Por Silvia Badim e Kiara Terra
Se a vida toda coubesse em palavras eu
escreveria. Sem preguiça cada letra. Frases inteiras, sentenças
feitas, espaços vazios preservados. Nelas o intervalo entre nossos olhos. Se
coubesse, se fosse o suficiente, eu teria feito. Mas não. A vida escapou-me do
controle. A dança enlaçou-me a cintura, fluindo em seu ritmo intenso, requebrando
e levando-me para além de mim. Um sol bonito ensurdeceu meus ouvidos, e
encharcou minhas mãos. Tomou pra si minha boca e meu pensamento e, ao invés de
escrever, eu vivi. Sem vírgula, cada momento. Vida enchente, vida humana do
aqui-e-agora. Vida corredeira, que me surpreende a cada passo em que não penso,
e não escrevo.

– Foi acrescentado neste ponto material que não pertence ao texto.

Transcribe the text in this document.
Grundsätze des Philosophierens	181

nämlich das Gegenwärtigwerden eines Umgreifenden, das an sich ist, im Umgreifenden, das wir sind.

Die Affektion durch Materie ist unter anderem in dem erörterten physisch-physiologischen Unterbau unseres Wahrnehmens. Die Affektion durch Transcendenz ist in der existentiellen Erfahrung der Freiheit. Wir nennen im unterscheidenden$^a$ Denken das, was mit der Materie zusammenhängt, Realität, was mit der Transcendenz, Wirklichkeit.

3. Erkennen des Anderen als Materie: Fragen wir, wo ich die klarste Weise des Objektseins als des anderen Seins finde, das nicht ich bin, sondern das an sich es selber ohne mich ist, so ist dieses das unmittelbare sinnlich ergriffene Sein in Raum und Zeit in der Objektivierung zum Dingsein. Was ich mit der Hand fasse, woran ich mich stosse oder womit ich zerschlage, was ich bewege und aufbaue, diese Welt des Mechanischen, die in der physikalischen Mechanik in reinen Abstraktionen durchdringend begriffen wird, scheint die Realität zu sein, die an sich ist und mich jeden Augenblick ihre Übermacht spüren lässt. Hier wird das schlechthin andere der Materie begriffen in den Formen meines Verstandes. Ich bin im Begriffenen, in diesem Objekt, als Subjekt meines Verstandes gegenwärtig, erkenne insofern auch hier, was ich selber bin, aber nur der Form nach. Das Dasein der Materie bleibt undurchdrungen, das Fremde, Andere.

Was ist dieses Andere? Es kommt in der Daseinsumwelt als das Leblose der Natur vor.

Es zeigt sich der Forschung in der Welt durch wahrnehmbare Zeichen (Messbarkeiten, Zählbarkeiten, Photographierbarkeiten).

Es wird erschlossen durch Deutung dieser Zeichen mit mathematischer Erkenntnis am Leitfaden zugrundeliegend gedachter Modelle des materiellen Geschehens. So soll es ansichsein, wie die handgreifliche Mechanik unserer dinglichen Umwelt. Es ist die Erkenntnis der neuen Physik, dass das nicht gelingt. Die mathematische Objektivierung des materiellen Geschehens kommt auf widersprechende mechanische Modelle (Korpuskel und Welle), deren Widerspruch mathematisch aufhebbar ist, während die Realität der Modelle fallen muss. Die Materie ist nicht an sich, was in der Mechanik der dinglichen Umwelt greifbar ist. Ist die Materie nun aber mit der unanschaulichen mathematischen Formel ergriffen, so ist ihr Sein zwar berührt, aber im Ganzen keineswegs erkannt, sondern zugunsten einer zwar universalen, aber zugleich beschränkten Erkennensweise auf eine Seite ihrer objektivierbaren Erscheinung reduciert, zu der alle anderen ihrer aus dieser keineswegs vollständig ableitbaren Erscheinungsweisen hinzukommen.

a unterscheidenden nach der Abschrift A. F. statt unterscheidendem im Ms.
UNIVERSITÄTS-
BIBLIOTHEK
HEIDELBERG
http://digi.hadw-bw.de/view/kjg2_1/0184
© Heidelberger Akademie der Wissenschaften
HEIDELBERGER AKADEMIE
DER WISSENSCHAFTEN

Em que simplesmente sinto, com todos os sentidos despertos para
o que corre em sangue e vísceras, em realidades que me escapam às palavras.
A vida me ocupa de viver.
Aconteceu e não me lembro
quando. Um arrebate sem tempo. Um vento que me levou sem que
eu pudesse entender o que me levava. Foi então que eu senti, com o peito aquecido pela luz: sem tocar o chão não há como escrever. Sem pisar
a terra não há como fazer poesia tangível. No voo palavra é vento transpassando
a pele. No chão palavra é vida possível. Vento sem frio. Mergulho
acolhido e quente. Amor não pode rimar com guerra, pois amor é sorte. Amor não
pode ser reticência em espera sem solo. Depois de tocar a pele
presente do outro, não há retrocesso possível. Depois de acessar o caminho
secreto, viver é flor que desabrocha sem tempo. É perfume que adoça a
alma e aumenta a fome. E eu tenho fome de vermelho. Vivo e vivido em
desejos de ondas de mar.
Eu rio a brincadeira bonita. Rio
da sorte de querer viver. Secretamente antes, agora num declarar de janelas.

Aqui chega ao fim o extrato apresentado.